I totally agree. Bottlenecks are hardly ever the cpu, they are almost always disk and memory. I have been going round and round with my management on this. They buy I7's but a mix of 5400/7200 hard drives. The i5 would be just fine for general use.
I have been buying SSDs, for users, exclusively, for about 6 months and it is by far the most noticeable improvement. Period.
I have personally been using SSDs for several years after the amazement of the massive performance increase. Nothing has improved performance so dramatically in the past 15+ years like SSDs.
-
@wrx7m said in Intel CPU question:
@jmoore said in Intel CPU question:
@reid-cooper said in Intel CPU question:
Even an i5 is typically overkill today. What kind of workloads will these run?
I totally agree. Bottlenecks are hardly ever the cpu, they are almost always disk and memory. I have been going round and round with my management on this. They buy I7's but a mix of 5400/7200 hard drives. The i5 would be just fine for general use.
I have been buying SSDs, for users, exclusively, for about 6 months and it is by far the most noticeable improvement. Period.
It's the one big leap we've had in the past fifteen years.
-
@wrx7m said in Intel CPU question:
@jmoore said in Intel CPU question:
@reid-cooper said in Intel CPU question:
Even an i5 is typically overkill today. What kind of workloads will these run?

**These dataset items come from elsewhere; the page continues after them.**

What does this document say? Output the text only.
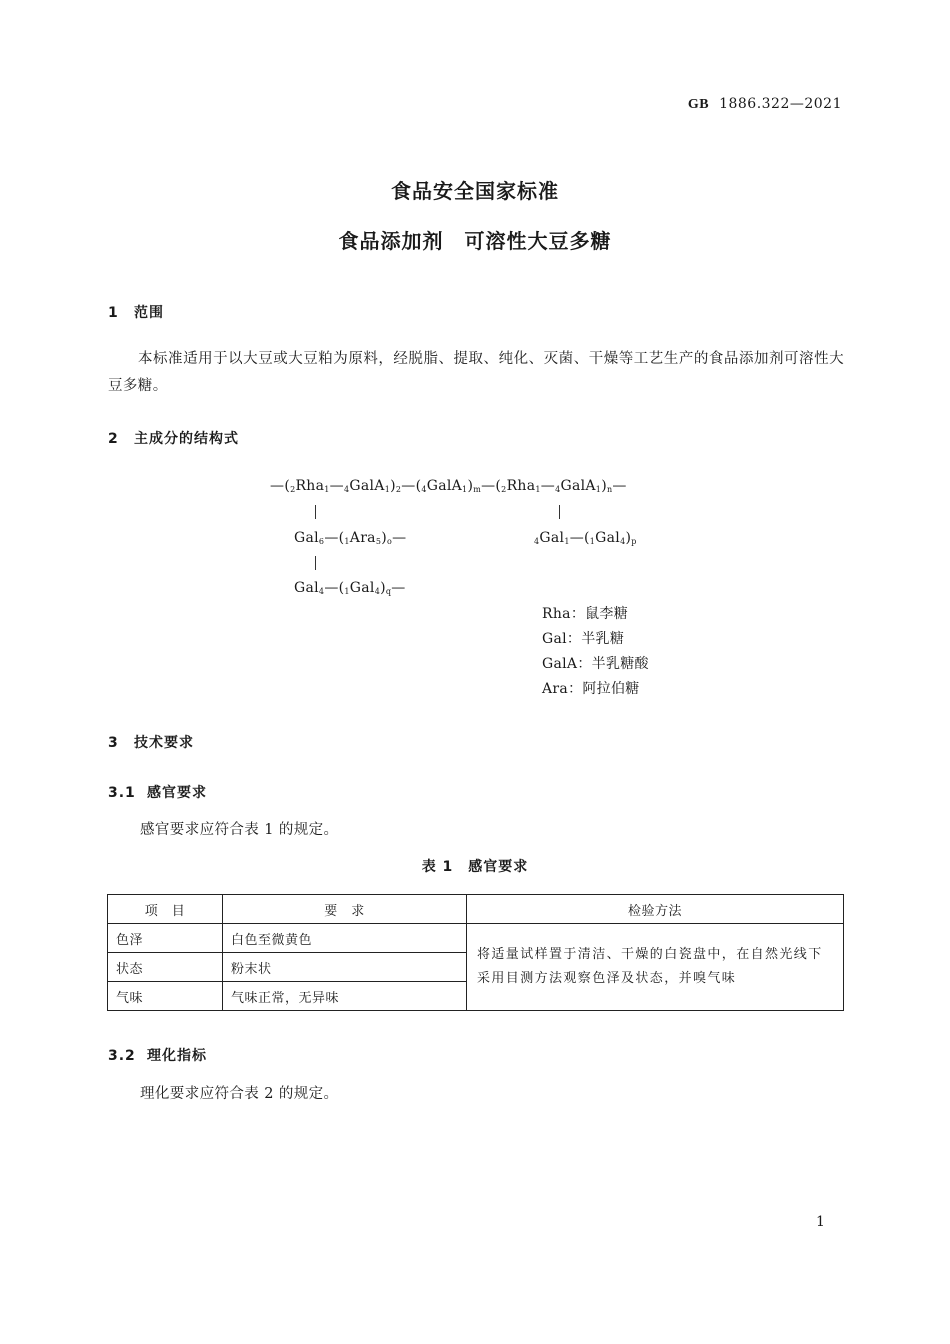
GB 1886.322—2021
食品安全国家标准
食品添加剂　可溶性大豆多糖
1 范围
本标准适用于以大豆或大豆粕为原料，经脱脂、提取、纯化、灭菌、干燥等工艺生产的食品添加剂可溶性大豆多糖。
2 主成分的结构式
$—(_2Rha_1—_4GalA_1)_2—(_4GalA_1)_m—(_2Rha_1—_4GalA_1)_n—$
$Gal_6—(_1Ara_5)_o—$	$_4Gal_1—(_1Gal_4)_p$
$Gal_4—(_1Gal_4)_q—$
Rha：鼠李糖
Gal：半乳糖
GalA：半乳糖酸
Ara：阿拉伯糖
3 技术要求
3.1 感官要求
感官要求应符合表 1 的规定。
表 1　感官要求
项　目	要　求	检验方法
色泽	白色至微黄色	将适量试样置于清洁、干燥的白瓷盘中，在自然光线下采用目测方法观察色泽及状态，并嗅气味
状态	粉末状	
气味	气味正常，无异味	
3.2 理化指标
理化要求应符合表 2 的规定。
1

I totally agree. Bottlenecks are hardly ever the cpu, they are almost always disk and memory. I have been going round and round with my management on this. They buy I7's but a mix of 5400/7200 hard drives. The i5 would be just fine for general use.
I have been buying SSDs, for users, exclusively, for about 6 months and it is by far the most noticeable improvement. Period.
I have personally been using SSDs for several years after the amazement of the massive performance increase. Nothing has improved performance so dramatically in the past 15+ years like SSDs.
Yep your absolutely right
-
I must be on seven years of SSD now. I could never go back.
-
I've spoiled myself with 16G of RAM and SSDs. I could never go back either.
-
IMO, an i-5 is fine for an office plodder and an i-7 is hard to justify.
Now with Coffee Lake dragging i-3 up to a quad core, that's where my recommendations for new PC's is going. (next year some time).@reid-cooper said in Intel CPU question:
8GB, i5, SSD... tends to do the trick.
^ that's what we're running and no complaints.
-
i7 has higher clock speeds, larger cache, and Hyper-Threading. Unless your applications can use Hyper-Threading there's no reason to consider i7
-
@jackcpickup said in Intel CPU question:
i7 has higher clock speeds, larger cache, and Hyper-Threading. Unless your applications can use Hyper-Threading there's no reason to consider i7
i5 has hyperthreading, doesn't it?
-
@scottalanmiller said in Intel CPU question:
@jackcpickup said in Intel CPU question:
i7 has higher clock speeds, larger cache, and Hyper-Threading. Unless your applications can use Hyper-Threading there's no reason to consider i7
i5 has hyperthreading, doesn't it?
Nope. i3 and i7 do. That's why i5 are so popular for gamers, games mostly don't utilise it
-
@jackcpickup said in Intel CPU question:
@scottalanmiller said in Intel CPU question:
@jackcpickup said in Intel CPU question:
i7 has higher clock speeds, larger cache, and Hyper-Threading. Unless your applications can use Hyper-Threading there's no reason to consider i7
i5 has hyperthreading, doesn't it?
Nope. i3 and i7 do. That's why i5 are so popular for gamers, games mostly don't utilise it
Interesting, never realized that.
-
I mean I knew that games couldn't use it, I meant about HT in the i5.
-
Get a different machine for the CAD user, he'll be taxing CPU and GPU heavily. Get him Xeon workstation if you can, ideally something that's certified by CAD vendor. You'd be surprised how quickly they are to blame non-certified hardware if there are any issues with their software.